- Born: October 27, 1939 New York City, U.S.
- Died: December 5, 2022 (aged 83)
- Occupation: Journalist

= Bernadette Carey Smith =

American journalist (1939–2022)

Bernadette Carey Smith (October 27, 1939 – December 5, 2022), also known by the byline Bernadette Carey, was an American journalist. In the 1960s, she was one of the first African-American women to work as a reporter at The New York Times and at The Washington Post.

== Early life and education ==
She was born in Manhattan in 1939, with the name Alice Bernadette Carey or Bernadette Alice Louise Carey. Her parents were Dr. Jocelyn Everard Carey, a family physician, and Mae Carey (née McDonald), a homemaker and member of the NAACP.

== Career ==
Carey was the first Black female reporter to work at The New York Times. She covered fashion and society news.

Carey served as editor-in-chief of Essence magazine in the initial stages of its development, but left before its first issue was published. Then a "star" at The Washington Post, she had been recommended to the publication's founding partners by Clay Felker, the editor of New York magazine, because of her experience with general market magazines, including Esquire and Look, as well as The New York Times women's news department. Carey attended meetings with investors and advertisers, compiled market research, and worked on ideas for initial issues and stories. However, she had disagreements over the magazine's editorial direction with the four male partners, who also balked when she asked for a five-percent stake in The Hollingsworth Group.

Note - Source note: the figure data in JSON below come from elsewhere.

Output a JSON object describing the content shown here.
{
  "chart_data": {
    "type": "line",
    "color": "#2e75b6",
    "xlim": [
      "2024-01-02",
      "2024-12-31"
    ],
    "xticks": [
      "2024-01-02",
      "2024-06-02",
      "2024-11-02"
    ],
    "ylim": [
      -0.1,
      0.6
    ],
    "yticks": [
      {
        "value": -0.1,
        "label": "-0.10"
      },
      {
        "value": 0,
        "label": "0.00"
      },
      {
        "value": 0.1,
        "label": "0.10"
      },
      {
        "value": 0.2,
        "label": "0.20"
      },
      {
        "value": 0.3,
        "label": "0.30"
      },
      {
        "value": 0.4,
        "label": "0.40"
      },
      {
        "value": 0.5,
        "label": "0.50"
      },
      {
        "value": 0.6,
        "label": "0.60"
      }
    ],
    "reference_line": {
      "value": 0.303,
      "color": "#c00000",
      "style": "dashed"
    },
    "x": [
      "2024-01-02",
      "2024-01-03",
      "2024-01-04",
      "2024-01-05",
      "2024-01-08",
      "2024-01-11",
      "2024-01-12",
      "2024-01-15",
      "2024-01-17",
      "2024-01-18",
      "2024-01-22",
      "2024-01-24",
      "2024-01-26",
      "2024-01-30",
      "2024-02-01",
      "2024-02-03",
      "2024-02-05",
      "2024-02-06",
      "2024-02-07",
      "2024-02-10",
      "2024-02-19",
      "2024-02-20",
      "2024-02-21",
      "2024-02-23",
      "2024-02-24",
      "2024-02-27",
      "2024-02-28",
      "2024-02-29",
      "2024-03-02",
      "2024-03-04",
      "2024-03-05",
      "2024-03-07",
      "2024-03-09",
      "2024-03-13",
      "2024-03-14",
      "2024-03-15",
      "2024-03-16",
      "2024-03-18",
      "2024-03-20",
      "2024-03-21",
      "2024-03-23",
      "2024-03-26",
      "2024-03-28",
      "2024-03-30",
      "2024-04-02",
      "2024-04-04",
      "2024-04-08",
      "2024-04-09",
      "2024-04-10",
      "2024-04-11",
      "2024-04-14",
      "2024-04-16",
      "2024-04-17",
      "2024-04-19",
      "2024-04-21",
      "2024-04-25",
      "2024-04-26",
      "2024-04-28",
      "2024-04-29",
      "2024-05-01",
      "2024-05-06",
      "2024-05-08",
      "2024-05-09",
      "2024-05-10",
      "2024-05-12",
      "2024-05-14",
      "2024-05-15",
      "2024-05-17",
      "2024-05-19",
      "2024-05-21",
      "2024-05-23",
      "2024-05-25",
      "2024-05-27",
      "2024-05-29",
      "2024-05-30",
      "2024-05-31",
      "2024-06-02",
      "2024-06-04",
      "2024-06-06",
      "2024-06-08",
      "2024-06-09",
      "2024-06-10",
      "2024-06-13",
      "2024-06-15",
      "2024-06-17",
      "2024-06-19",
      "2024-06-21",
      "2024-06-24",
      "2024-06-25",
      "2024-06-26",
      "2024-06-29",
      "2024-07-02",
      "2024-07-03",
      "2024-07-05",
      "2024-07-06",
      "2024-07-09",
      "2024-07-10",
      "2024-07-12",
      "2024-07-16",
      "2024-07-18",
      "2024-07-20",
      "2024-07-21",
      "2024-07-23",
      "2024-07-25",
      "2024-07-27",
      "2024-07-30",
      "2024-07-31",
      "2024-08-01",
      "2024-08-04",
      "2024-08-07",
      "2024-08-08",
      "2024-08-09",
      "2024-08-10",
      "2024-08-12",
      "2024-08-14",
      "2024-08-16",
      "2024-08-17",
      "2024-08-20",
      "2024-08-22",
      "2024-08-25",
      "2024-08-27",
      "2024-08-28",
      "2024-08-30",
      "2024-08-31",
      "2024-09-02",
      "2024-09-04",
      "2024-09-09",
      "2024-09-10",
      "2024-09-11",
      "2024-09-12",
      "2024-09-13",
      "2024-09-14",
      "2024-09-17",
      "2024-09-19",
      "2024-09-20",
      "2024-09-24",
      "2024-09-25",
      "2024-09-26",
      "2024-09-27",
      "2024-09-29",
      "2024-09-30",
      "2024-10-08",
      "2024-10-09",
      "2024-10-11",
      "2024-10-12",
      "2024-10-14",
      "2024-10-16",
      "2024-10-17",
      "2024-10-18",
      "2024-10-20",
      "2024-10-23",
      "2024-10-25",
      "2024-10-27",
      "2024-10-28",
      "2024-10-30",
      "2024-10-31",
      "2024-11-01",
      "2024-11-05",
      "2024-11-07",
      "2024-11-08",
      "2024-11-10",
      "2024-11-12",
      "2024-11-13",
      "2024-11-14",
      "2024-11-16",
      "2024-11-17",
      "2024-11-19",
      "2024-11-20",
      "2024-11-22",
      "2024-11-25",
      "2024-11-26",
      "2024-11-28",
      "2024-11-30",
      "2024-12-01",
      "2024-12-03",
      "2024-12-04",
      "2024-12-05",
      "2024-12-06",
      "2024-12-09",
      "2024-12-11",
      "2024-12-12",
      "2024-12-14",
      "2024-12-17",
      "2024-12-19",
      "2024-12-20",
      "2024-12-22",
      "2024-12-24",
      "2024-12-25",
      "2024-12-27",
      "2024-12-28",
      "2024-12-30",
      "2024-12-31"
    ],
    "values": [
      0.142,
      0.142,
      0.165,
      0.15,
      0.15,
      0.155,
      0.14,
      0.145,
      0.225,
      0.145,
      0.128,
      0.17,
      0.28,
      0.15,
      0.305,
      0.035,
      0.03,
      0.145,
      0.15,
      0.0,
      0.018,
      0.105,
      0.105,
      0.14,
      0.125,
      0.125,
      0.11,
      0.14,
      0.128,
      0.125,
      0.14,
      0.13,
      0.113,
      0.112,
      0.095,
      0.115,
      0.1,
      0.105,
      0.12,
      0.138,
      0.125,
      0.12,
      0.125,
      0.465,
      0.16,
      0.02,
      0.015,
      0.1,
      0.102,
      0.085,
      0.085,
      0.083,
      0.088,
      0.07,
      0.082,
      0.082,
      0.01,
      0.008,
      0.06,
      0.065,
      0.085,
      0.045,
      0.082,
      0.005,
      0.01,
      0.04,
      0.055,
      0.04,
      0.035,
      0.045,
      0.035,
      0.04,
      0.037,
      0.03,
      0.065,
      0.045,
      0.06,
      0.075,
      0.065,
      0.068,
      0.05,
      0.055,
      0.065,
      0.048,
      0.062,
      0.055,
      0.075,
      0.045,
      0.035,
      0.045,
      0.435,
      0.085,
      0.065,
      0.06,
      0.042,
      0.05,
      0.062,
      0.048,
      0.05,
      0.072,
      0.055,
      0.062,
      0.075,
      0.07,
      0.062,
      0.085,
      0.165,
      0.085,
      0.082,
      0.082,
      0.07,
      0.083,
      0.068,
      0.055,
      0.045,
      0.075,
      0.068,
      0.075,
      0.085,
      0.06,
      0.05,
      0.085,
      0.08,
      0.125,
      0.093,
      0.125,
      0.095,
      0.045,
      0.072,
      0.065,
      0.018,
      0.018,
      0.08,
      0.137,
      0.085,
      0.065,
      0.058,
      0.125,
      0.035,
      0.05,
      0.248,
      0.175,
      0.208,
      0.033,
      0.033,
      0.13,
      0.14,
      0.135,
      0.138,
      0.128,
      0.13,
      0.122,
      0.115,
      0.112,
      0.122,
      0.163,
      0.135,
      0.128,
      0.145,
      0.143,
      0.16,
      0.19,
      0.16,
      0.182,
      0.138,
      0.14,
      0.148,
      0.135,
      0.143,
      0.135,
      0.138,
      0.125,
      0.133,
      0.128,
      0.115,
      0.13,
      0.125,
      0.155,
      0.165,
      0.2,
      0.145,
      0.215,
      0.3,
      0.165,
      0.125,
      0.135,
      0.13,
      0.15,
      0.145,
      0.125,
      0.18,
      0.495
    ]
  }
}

Carey later described her role at Essence as "editor-in-formation". She was succeeded by Ruth Ross, who also left the magazine after editing the first issue, citing the lack of editorial authority.

After ending her career in journalism, Smith founded a Chicago public relations firm.

== Personal life and death ==
Carey had a high-profile relationship with David Frost, who went on to date actress Diahann Carroll.

== Publications ==

- Carey, Bernadette (December 14, 1965). "Two Bit Bet: Financing a Crime Empire". Look. pp. 131–132.